Fraser Neiman: This may be kind of the last chance to look at this - the little part of this that's left before it gets developed into house sites. So as you see we came in on a little relatively cleared area there where those ferns are. That is the remaining little bit of a little curving track that we believe appears amazingly enough on this 18th-century plat [map] so that has remained a kind of travel path used pretty much up to the present. So we have used that - Derek and I have put in a couple of re-bars, GPS'd them just like at New River, got them on the UTM [Universal Transverse Mercator] North Zone 20 grid system and then shot a bunch of points coming in here so our transect is going east-west. This site, or this village site, like the old New River site, is also terraced, presumably after the village is abandoned, as it's put into agricultural production. So that's another kind of cool parallel. So, you know, we get very excited when we see these patterns occurring at different sites and we can see that something cool is happening perhaps.

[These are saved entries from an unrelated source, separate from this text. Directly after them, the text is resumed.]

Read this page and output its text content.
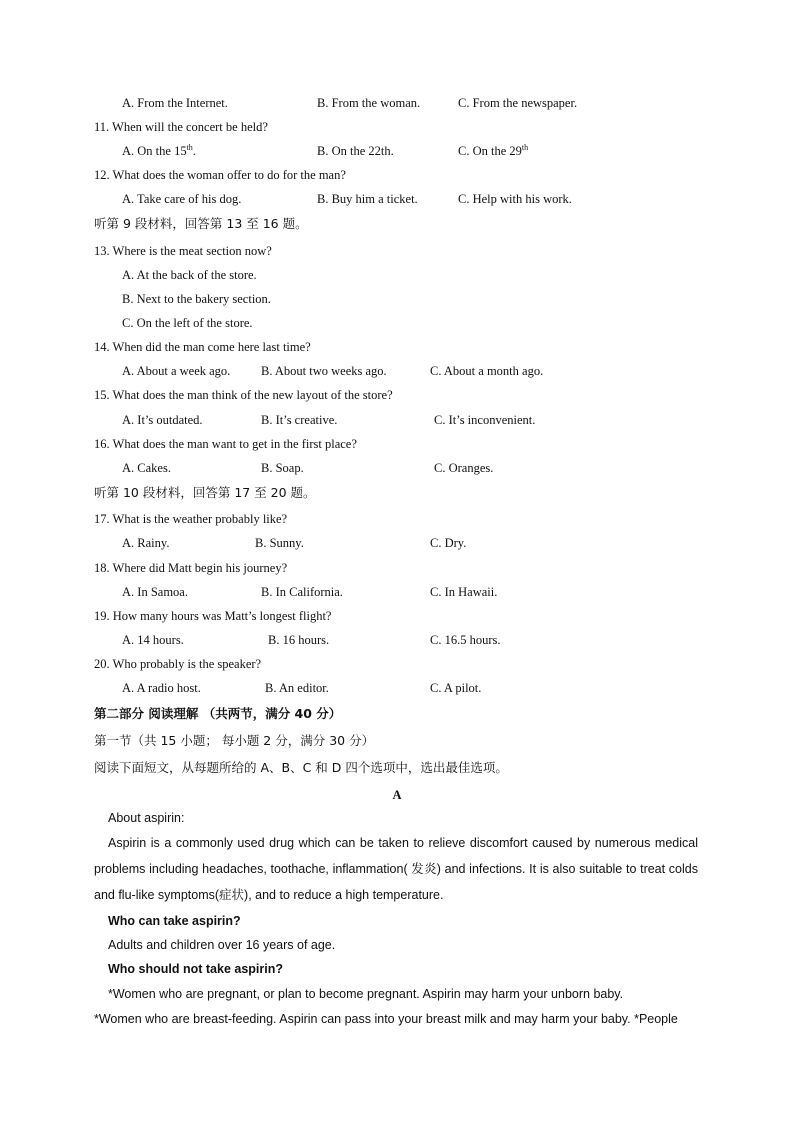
A. From the Internet.	B. From the woman.	C. From the newspaper.
11. When will the concert be held?
A. On the 15th.	B. On the 22th.	C. On the 29th
12. What does the woman offer to do for the man?
A. Take care of his dog.	B. Buy him a ticket.	C. Help with his work.
听第 9 段材料，回答第 13 至 16 题。
13. Where is the meat section now?
A. At the back of the store.
B. Next to the bakery section.
C. On the left of the store.
14. When did the man come here last time?
A. About a week ago. B. About two weeks ago.	C. About a month ago.
15. What does the man think of the new layout of the store?
A. It’s outdated.	B. It’s creative.	C. It’s inconvenient.
16. What does the man want to get in the first place?
A. Cakes.	B. Soap.	C. Oranges.
听第 10 段材料，回答第 17 至 20 题。
17. What is the weather probably like?
A. Rainy.	B. Sunny.	C. Dry.
18. Where did Matt begin his journey?
A. In Samoa.	B. In California.	C. In Hawaii.
19. How many hours was Matt’s longest flight?
A. 14 hours.	B. 16 hours.	C. 16.5 hours.
20. Who probably is the speaker?
A. A radio host.	B. An editor.	C. A pilot.
第二部分 阅读理解 （共两节，满分 40 分）
第一节（共 15 小题； 每小题 2 分，满分 30 分）
阅读下面短文，从每题所给的 A、B、C 和 D 四个选项中，选出最佳选项。
A
About aspirin:
Aspirin is a commonly used drug which can be taken to relieve discomfort caused by numerous medical problems including headaches, toothache, inflammation( 发炎) and infections. It is also suitable to treat colds and flu-like symptoms(症状), and to reduce a high temperature.
Who can take aspirin?
Adults and children over 16 years of age.
Who should not take aspirin?
*Women who are pregnant, or plan to become pregnant. Aspirin may harm your unborn baby.
*Women who are breast-feeding. Aspirin can pass into your breast milk and may harm your baby. *People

And it's our job to come up with a killer, and correct, explanation for it!
The archaeological work at the village
In this video Fraser Neiman talks about the archaeological work carried out at this site.
Fraser Neiman: This is the early 19th century slave village, roughly, again it's underneath this road, part of its has been destroyed by the house behind us, and there's obviously been some development over there that has taken out some of it.
This part, this would be the eastern end of it and here it's pretty much intact and this edge, the southern edge of it, between the road here and the ghut we've just walked across, is pretty much intact.
So two years ago Jillian and me and Anna Agbe-Davies, who teaches at DePaul in Chicago, put in a transect of STPs (shovel test-pits) and we recovered nicely tightly date early 19th century ceramics with just a boatload of Afro-Caribbean ware as well.
And actually we think... there may well be a house that we located where there's been tons of stuff and there are indications of a little platform back in the woods here that we can take a look at at a later date.
The final feature of interest here is just in here, there's what seems to be the remains of a grave with a local stone - headstone - with a cross, carved in it. We're not quite sure what to make of that but presumably it's the grave of some enslaved person who lived here in the early 19th century.